21 March 2017, The Tablet

Communion debate sparked by Amoris Laetitia 'settled long ago' in Africa, says Nigerian theologian


In Africa the problem is not to do with divorced and remarried Catholics receiving the sacraments but over what to do about polygamy, says theologian


There is no debate over whether the divorced and remarried can receive communion in Africa because the issue was “settled long ago”. “They can’t”, according to the organiser of a major conference on Africa beginning in Rome this week.

“If you go to the ordinary parishes in most of Africa, you will find that people who are in the situation you’re talking about would not present themselves for Communion because they already accept that these are the rules,” Father Paulinus Odozor, a Nigerian theologian, told Crux News’ weekly radio programme, “The Crux of the Matter.”

Odozor is the main organiser of a three-day conference examining the past, present and future of African theology in the Catholic tradition, which starts tomorrow (22 March) at the University of Notre Dame’s Global Gateway centre.

When questioned about the debate around communion for the remarried that has been unleashed by Amoris Laetitia, Odozor, a lecturer in Christian ethics and theology at the university, said the West was prone to taking one issue and running with it, “without looking at the whole context”.

“It’s terrible, and it can be nauseating … even if there is a debate over divorced and remarried Catholics and Communion, that shouldn’t be taken out of context,” he told Crux.

The theologian explained that in Africa the problem was not with divorced and remarried Catholics receiving the sacraments but over what to do about polygamy.
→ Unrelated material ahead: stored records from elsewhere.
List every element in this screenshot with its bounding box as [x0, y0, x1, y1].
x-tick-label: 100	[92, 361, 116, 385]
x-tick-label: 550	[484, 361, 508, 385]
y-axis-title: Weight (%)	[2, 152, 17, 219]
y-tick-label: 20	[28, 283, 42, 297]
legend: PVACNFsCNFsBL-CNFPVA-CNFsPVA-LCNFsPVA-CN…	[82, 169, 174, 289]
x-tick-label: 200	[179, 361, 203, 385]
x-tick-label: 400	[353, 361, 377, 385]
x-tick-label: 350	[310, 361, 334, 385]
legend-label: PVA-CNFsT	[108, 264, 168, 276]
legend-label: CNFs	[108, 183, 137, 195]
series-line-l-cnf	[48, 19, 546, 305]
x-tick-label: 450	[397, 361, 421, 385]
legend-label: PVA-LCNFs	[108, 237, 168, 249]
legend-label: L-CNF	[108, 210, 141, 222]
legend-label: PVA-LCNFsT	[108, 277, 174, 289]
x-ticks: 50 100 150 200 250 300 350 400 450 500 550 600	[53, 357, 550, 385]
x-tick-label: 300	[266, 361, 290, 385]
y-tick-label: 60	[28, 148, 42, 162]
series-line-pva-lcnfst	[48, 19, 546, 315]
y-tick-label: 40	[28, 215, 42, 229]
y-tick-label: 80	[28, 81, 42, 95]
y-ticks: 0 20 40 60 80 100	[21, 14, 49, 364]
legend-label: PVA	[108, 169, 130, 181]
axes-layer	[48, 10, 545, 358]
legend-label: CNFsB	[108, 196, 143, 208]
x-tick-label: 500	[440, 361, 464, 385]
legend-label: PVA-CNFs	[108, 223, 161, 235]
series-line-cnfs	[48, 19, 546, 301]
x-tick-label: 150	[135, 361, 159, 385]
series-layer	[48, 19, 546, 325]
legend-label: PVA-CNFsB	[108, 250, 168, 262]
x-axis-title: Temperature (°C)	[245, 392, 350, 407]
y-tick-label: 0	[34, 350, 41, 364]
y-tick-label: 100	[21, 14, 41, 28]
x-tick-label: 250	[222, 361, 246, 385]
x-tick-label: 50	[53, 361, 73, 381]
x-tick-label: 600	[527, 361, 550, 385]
Earlier this year, the Archbishop of Durban, Cardinal Wilfred Napier, said that if Pope Francis’ Amoris Laetitia allows Westerners in “irregular situations” to receive Holy Communion, the Catholic Church in Africa - which has fought a long campaign against polygamy - would lose credibility among its people. 

“If Westerners in irregular situations can receive Communion, are we to tell our polygamists & other “misfits" that they too are allowed?” the South African cardinal posted on his Twitter account on 5 January. 

 Well-known African theologian, Jesuit Fr Agbonkhianmeghe Orobator, the principal of Hekima University College in Nairobi, has said that although he believes Amoris Laetitia reaffirms in “uncompromising terms” the church's teaching on abortion, contraception, birth control, and marriage. It is also uncompromising in affirming the centrality of conscience.

“If African bishops are wise,” he told National Catholic Register last year, “ they would realise that the Pope gives them license to be creative in addressing pastoral situations of family life and marriage.”

 

PICTURE: Communion is celebrated under a tree in South Sudan. Nigerian theologian, Fr Odozor, believes the divorced and remarried in Africa would not present themselves for communion because they accept that "these are the rules."